Identification of MET fusions as novel therapeutic targets sensitive to MET inhibitors in lung cancer.

INTRODUCTION: Alterations in the MET gene, including amplifications and exon 14 skipping mutations, have been identified as actionable oncogenic alterations. However, MET fusions are rarely detected in lung cancer, and their sensitivity to therapeutics has not been systematically analyzed. METHODS: The data from 30876 lung cancer patients from the LAVA database and 7966 patients from cBioPortal database were screened. Basic demographic and clinical information for the patients harboring MET fusions were collected. A lung squamous cell cancer patient harboring a novel EML4-MET fusion was treated with crizotinib.
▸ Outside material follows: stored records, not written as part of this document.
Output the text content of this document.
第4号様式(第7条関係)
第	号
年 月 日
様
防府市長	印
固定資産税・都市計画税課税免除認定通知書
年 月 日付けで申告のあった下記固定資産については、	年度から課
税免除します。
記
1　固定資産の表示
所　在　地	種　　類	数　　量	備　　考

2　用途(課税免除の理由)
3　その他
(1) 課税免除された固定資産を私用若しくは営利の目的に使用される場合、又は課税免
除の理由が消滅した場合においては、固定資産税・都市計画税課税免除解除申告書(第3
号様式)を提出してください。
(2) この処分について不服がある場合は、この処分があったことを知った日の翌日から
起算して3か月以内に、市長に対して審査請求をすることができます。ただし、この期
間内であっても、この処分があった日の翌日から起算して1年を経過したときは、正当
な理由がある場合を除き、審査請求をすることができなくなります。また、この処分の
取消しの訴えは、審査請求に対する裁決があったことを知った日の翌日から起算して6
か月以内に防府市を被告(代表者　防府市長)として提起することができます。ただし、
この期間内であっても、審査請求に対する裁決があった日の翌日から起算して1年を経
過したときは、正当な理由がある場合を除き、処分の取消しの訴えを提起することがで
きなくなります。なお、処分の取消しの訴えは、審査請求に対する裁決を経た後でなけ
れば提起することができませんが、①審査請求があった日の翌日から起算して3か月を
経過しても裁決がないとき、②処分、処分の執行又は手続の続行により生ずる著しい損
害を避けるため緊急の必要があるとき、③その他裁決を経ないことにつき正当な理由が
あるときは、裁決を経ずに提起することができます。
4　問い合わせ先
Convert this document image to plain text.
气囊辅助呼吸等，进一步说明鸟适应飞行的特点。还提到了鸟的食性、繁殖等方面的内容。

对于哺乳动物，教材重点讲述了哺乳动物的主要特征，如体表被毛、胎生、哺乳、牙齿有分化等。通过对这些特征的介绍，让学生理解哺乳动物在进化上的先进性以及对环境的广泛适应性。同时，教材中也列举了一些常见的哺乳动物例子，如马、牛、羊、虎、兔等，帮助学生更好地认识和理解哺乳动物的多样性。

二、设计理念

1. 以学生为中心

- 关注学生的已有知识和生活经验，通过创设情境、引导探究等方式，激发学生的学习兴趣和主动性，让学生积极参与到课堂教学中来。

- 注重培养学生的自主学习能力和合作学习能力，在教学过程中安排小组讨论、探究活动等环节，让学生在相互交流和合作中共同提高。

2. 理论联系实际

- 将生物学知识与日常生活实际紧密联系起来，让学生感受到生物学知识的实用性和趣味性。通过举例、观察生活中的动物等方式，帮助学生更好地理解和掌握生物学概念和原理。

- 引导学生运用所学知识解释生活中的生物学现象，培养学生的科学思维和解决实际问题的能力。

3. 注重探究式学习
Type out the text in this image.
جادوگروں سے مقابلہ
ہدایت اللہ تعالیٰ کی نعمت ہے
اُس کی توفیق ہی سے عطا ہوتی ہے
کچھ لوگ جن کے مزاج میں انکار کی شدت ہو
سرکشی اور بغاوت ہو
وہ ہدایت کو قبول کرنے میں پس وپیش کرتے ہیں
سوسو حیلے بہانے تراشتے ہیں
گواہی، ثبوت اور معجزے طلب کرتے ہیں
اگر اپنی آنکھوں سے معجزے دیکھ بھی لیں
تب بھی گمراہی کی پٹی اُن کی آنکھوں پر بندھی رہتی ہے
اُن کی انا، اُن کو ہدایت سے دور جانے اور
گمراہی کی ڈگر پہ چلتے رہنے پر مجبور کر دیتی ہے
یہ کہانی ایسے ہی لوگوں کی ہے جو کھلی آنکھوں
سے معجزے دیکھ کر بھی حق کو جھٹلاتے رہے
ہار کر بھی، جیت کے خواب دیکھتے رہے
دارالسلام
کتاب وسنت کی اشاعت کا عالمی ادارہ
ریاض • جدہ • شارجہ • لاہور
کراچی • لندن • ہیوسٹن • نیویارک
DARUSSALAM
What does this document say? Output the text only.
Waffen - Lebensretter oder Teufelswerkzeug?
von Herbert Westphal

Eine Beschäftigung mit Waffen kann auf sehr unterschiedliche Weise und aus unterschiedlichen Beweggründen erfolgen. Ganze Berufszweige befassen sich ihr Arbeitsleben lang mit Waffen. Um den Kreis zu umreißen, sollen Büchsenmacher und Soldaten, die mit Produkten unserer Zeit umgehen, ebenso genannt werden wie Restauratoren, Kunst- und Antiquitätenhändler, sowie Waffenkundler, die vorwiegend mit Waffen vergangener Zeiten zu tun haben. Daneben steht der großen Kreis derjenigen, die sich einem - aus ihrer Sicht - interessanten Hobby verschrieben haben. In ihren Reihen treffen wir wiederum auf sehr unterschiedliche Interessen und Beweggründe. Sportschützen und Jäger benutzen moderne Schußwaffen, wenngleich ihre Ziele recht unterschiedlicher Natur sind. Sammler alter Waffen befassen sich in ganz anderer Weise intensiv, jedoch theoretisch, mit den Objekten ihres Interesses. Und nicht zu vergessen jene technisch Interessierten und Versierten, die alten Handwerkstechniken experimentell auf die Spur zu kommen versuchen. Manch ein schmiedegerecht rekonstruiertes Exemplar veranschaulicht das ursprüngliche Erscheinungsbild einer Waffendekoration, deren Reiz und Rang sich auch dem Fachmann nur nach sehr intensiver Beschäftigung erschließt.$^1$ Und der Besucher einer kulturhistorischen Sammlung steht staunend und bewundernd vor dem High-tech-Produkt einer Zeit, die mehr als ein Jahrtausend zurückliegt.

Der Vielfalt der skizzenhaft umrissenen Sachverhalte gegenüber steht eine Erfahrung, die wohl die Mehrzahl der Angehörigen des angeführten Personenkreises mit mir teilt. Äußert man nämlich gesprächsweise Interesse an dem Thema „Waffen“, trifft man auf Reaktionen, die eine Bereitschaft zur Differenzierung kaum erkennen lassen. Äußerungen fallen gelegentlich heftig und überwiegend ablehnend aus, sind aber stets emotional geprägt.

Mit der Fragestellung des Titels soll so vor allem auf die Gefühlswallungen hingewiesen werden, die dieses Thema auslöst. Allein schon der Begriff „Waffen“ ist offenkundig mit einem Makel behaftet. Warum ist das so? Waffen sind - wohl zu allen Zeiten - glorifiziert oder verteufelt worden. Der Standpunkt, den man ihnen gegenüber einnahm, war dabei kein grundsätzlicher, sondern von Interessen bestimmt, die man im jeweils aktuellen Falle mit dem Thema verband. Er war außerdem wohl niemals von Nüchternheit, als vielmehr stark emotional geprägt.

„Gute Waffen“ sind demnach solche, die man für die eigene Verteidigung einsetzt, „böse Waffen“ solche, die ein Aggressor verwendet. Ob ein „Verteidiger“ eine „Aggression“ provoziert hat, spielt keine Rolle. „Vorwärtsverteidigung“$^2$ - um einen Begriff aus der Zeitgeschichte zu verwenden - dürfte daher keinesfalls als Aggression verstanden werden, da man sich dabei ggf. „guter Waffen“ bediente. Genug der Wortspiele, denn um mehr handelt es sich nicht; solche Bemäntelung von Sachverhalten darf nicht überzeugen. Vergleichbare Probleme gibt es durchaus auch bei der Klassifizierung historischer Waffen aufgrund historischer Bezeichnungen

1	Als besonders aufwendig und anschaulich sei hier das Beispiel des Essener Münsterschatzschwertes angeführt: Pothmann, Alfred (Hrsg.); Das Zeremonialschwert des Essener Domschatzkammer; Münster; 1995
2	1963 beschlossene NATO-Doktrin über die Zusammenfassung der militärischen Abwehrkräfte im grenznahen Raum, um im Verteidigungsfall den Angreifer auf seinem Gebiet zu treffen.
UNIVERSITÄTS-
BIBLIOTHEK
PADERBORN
Additionally, a literature review was performed to summarize the cases of patients harboring MET fusions and their treatment information. RESULTS: MET fusions were found in only 0.2% to 0.3% of lung cancer patients and appeared in almost all exons of the MET gene. Intragenic MET fusions were found in 52.6% (41/78) of the included patients. Crizotinib was effective for MET fusions, including a novel identified EML4-MET fusion, even after the failure of multiple lines of treatment. This result suggested that acquired MET fusions become more regionally selective, as they usually occurred in exons encoding the extracellular region. Interestingly, the MET-fused genes in primary MET fusions or acquired MET fusions were very different, which indicated the different functions and influences of the disease. CONCLUSION: MET fusions are rare, and half of the fusion types were intragenic fusions. Lung cancer patients harboring primary or acquired MET fusions could benefit from crizotinib. In addition, EML4-MET was first reported in this study as a novel MET fusion type.